Since February 2022, Danielle Brathwaite-Shirley has worked with a group of young people from Liverpool, self titled “The Bandidos.” The project, culminating in the production of When Our Worlds Meet (2022), began with three simple questions: how would you redesign Liverpool for your community? What does your world need? And, what rules does your world have?
Throughout her practice, Brathwaite-Shirley creates artwork that archives the experiences of Black trans people and communities who can be otherwise underserved. Here, she brings to life The Bandidos’ imaginative visions, developing a video game that can be explored online and through four zones inside the gallery.
Passing through a bus shelter displaying a set of terms and conditions, visitors emerge onto remnants of a suburban street. Lamp posts, buildings and public spaces have been hacked and transformed into the architecture of a new world, watched over from above by avatars representing the project participants.
The large-scale installation encourages exploration and learning: a space that offers a reshaping of the rules and systems that frame our lives and prompts players to consider how we live together, how we represent ourselves, and how others receive us.

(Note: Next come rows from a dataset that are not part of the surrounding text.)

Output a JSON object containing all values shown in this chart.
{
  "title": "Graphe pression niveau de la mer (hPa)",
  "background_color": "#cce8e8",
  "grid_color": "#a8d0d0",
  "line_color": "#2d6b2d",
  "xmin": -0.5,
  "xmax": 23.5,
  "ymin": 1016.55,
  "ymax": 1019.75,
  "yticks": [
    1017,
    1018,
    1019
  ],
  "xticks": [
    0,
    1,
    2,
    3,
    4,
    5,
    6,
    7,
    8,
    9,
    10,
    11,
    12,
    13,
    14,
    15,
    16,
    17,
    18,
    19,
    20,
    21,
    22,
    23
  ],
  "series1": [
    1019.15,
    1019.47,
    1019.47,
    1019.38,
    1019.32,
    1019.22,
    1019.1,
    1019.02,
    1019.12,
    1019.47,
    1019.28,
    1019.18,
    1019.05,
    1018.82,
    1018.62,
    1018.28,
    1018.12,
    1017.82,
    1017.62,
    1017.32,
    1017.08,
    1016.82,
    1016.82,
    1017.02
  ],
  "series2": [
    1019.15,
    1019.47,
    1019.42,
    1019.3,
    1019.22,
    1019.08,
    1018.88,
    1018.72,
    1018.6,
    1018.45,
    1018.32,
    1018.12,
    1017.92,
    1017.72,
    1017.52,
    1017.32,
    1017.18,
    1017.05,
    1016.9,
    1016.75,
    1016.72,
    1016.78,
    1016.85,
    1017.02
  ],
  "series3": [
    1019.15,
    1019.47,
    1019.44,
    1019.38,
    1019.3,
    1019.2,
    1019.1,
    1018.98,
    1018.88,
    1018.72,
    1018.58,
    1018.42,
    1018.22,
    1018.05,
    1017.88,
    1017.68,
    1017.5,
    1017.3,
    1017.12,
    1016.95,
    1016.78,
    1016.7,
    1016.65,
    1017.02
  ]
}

Artist, writer and performer Josèfa Ntjam works across a wide range of mediums, combining sculpture, photomontage, film and sound. Ntjam presents an immersive installation titled, When the moon dreamed of the ocean (2022). The exhibition centres around her film, Dislocation (2022), and includes new sculptures as part of her Metamorphosis (2019-present) series.
Strewn with jellyfish, plankton and rock pools, the gallery is transformed into a watery cave filled with mythological icons and symbols of resistance and care. Through her practice, Ntjam looks at ways to reject widely accepted Western narratives around origin, identity and systems of classification by intertwining research of archives, African mythologies and counter-culture.
Ntjam’s work promotes alternate readings of history, with references spanning the galactic mythic future of jazz composer Sun Ra, the siren goddess Mami Wata, and the speculative underwater civilisations popularised by Detroit techno duo Drexyia. For Ntjam, these tales of resilience offer ways to rethink the aftermath of colonialism and the transatlantic slave trade, through new forms of knowledge and connections.
By drawing parallels between natural processes and human experience, Ntjam offers alternative ways of navigating through the flows of the past, ultimately demonstrating how spaces of solidarity and revolution can thrive in even the most inhospitable conditions.
Both Brathwaite-Shirley & Ntjam conjure experiences that reposition those whose stories are often mishandled or underserved. Their immersive installations present richly layered works that explore erasure, and the collaborative processes built by communities in defiance of this.
Maitreyi Maheshwari, Head of Programme at FACT, said: “The final chapter in our Radical Ancestry programme presents two new works that imagine spaces for our future selves. Grounded in ideas of resilience and change, they share worlds in which the archives of the past and present include the stories and experiences of those most often overlooked, to create fantastical hybrid lifeforms and architectures that flow in and out of our linear perception of time.”
Danielle Brathwaite-Shirley & Josèfa Ntjam is now open at FACT Liverpool until April 9, 2023. The free exhibition will be accompanied by a public programme of events including artist talks, curator tours and family workshops.